Once upon a time, Hawaii was a place of secluded beaches, unspoiled nature, small towns and laid-back, smiling locals living at a languid pace. On most of the other islands, massive development and numerous visitors have obliterated these traits.
Manele Bay is for beach lovers, set above a vast and brilliant white sand beach on Hulopoe Bay, with views across the channel to the islands of Maui and Kahoolawe. The larger of the two properties, it is still small by Hawaiian resort standards with just 235 rooms.
The clubhouse for the Nicklaus-designed Challenge at Manele sits a stone’s throw from the hotel, and the layout claims the most oceanfront exposure of any layout in a state known for its oceanfront exposure. The Pacific views start on the 2nd tee as the first few holes climb quickly to the course’s high point on the 5th hole.
Each hole has seemingly more impressive views than the last, and between the distracting beauty, constant wind and exposed black lava, the Challenge lives up to its moniker, especially at the 12th, which stretches 202 yards—all carry across an ocean inlet—to a green that sits 150 feet below the tee.
Just 15 minutes inland, the Lodge at Koele feels a world apart. The Lodge occupies one of the highest spots and enjoys a remarkably different ecosystem, with temperatures that are 10–15 degrees cooler. The Lodge is surrounded by tall Norfolk pines and is often shrouded in fog, giving it an air of mystery.

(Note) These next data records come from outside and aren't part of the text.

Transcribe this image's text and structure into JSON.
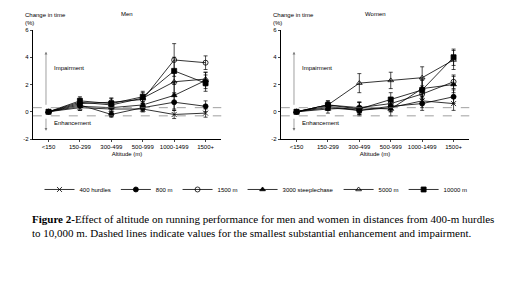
{
  "chart_data": [
    {
      "type": "line",
      "title": "Men",
      "x_label": "Altitude (m)",
      "y_label": "Change in time\n(%)",
      "categories": [
        "<150",
        "150-299",
        "300-499",
        "500-999",
        "1000-1499",
        "1500+"
      ],
      "ylim": [
        -2,
        6
      ],
      "yticks": [
        -2,
        0,
        2,
        4,
        6
      ],
      "legend": "bottom",
      "annotations": [
        "Impairment",
        "Enhancement"
      ],
      "thresholds": [
        -0.3,
        0.3
      ],
      "series": [
        {
          "name": "400 hurdles",
          "color": "#000000",
          "marker": "x",
          "line_style": "solid",
          "values": [
            0,
            0.3,
            0.2,
            0.2,
            -0.2,
            -0.1
          ],
          "errors": [
            0,
            0.2,
            0.2,
            0.2,
            0.3,
            0.3
          ]
        },
        {
          "name": "800 m",
          "color": "#000000",
          "marker": "circle",
          "line_style": "solid",
          "values": [
            0,
            0.5,
            -0.2,
            0.3,
            0.7,
            0.4
          ],
          "errors": [
            0,
            0.2,
            0.2,
            0.3,
            0.6,
            0.4
          ]
        },
        {
          "name": "1500 m",
          "color": "#000000",
          "marker": "circle-open",
          "line_style": "solid",
          "values": [
            0,
            0.6,
            0.7,
            0.9,
            3.8,
            3.6
          ],
          "errors": [
            0,
            0.2,
            0.3,
            0.3,
            1.2,
            0.5
          ]
        },
        {
          "name": "3000 steeplechase",
          "color": "#000000",
          "marker": "triangle",
          "line_style": "solid",
          "values": [
            0,
            0.4,
            0.3,
            0.5,
            1.2,
            2.3
          ],
          "errors": [
            0,
            0.3,
            0.3,
            0.4,
            1.0,
            0.6
          ]
        },
        {
          "name": "5000 m",
          "color": "#000000",
          "marker": "triangle-open",
          "line_style": "solid",
          "values": [
            0,
            0.7,
            0.5,
            1.0,
            2.2,
            2.4
          ],
          "errors": [
            0,
            0.3,
            0.3,
            0.4,
            0.8,
            0.5
          ]
        },
        {
          "name": "10000 m",
          "color": "#000000",
          "marker": "square",
          "line_style": "solid",
          "values": [
            0,
            0.8,
            0.6,
            1.1,
            3.0,
            2.1
          ],
          "errors": [
            0,
            0.3,
            0.4,
            0.4,
            1.0,
            0.6
          ]
        }
      ]
    },
    {
      "type": "line",
      "title": "Women",
      "x_label": "Altitude (m)",
      "y_label": "Change in time\n(%)",
      "categories": [
        "<150",
        "150-299",
        "300-499",
        "500-999",
        "1000-1499",
        "1500+"
      ],
      "ylim": [
        -2,
        6
      ],
      "yticks": [
        -2,
        0,
        2,
        4,
        6
      ],
      "legend": "bottom",
      "annotations": [
        "Impairment",
        "Enhancement"
      ],
      "thresholds": [
        -0.3,
        0.3
      ],
      "series": [
        {
          "name": "400 hurdles",
          "color": "#000000",
          "marker": "x",
          "line_style": "solid",
          "values": [
            0,
            0.4,
            0.1,
            0.3,
            0.8,
            0.6
          ],
          "errors": [
            0,
            0.3,
            0.3,
            0.3,
            0.5,
            0.5
          ]
        },
        {
          "name": "800 m",
          "color": "#000000",
          "marker": "circle",
          "line_style": "solid",
          "values": [
            0,
            0.3,
            0.1,
            0.4,
            0.6,
            1.1
          ],
          "errors": [
            0,
            0.2,
            0.3,
            0.4,
            0.5,
            0.5
          ]
        },
        {
          "name": "1500 m",
          "color": "#000000",
          "marker": "circle-open",
          "line_style": "solid",
          "values": [
            0,
            0.5,
            0.3,
            0.6,
            1.3,
            2.2
          ],
          "errors": [
            0,
            0.2,
            0.4,
            0.4,
            0.6,
            0.5
          ]
        },
        {
          "name": "3000 steeplechase",
          "color": "#000000",
          "marker": "triangle",
          "line_style": "solid",
          "values": [
            0,
            0.2,
            0.3,
            0.2,
            1.7,
            2.0
          ],
          "errors": [
            0,
            0.3,
            0.4,
            0.5,
            0.7,
            0.6
          ]
        },
        {
          "name": "5000 m",
          "color": "#000000",
          "marker": "triangle-open",
          "line_style": "solid",
          "values": [
            0,
            0.5,
            2.1,
            2.3,
            2.5,
            3.8
          ],
          "errors": [
            0,
            0.3,
            0.7,
            0.6,
            0.8,
            0.7
          ]
        },
        {
          "name": "10000 m",
          "color": "#000000",
          "marker": "square",
          "line_style": "solid",
          "values": [
            0,
            0.5,
            0.2,
            0.9,
            1.6,
            4.0
          ],
          "errors": [
            0,
            0.3,
            0.5,
            0.5,
            0.7,
            0.6
          ]
        }
      ]
    }
  ],
  "caption": {
    "label": "Figure 2-",
    "text": "Effect of altitude on running performance for men and women in distances from 400-m hurdles to 10,000 m. Dashed lines indicate values for the smallest substantial enhancement and impairment."
  }
}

Hawaii means sun and surf for most, and not all visitors appreciate the very different experience of the inland mountains. But in many ways the Lodge is even more charming than Manele Bay. It has just 102 rooms, contained in a single building connected by a short breezeway to the main lodge, which has the look and feel of a grand English estate and manor house of a bygone century, with comfortably clubby common areas adorned with overstuffed leather furniture and extensive grounds with formal gardens.
A collaboration between Ted Robinson Jr. and Greg Norman, the Experience at Koele lacks sea views but makes up for it with dramatic elevation changes, lakes, waterfalls and thick tropical foliage. The Experience claims the most dramatic hole on Lanai, the par-4 17th, played from a cliff-like tee box to a fairway some 25 stories below, with the entire hole set in a deep, narrow gorge.
Now that the Pineapple Island has evolved into the Private Island, it may have become more difficult to decide where to go for a Hawaiian golf vacation. If you’re looking for a destination without luaus, shopping malls, souvenir stands or crowds, chances are you’ll find your way to Lanai.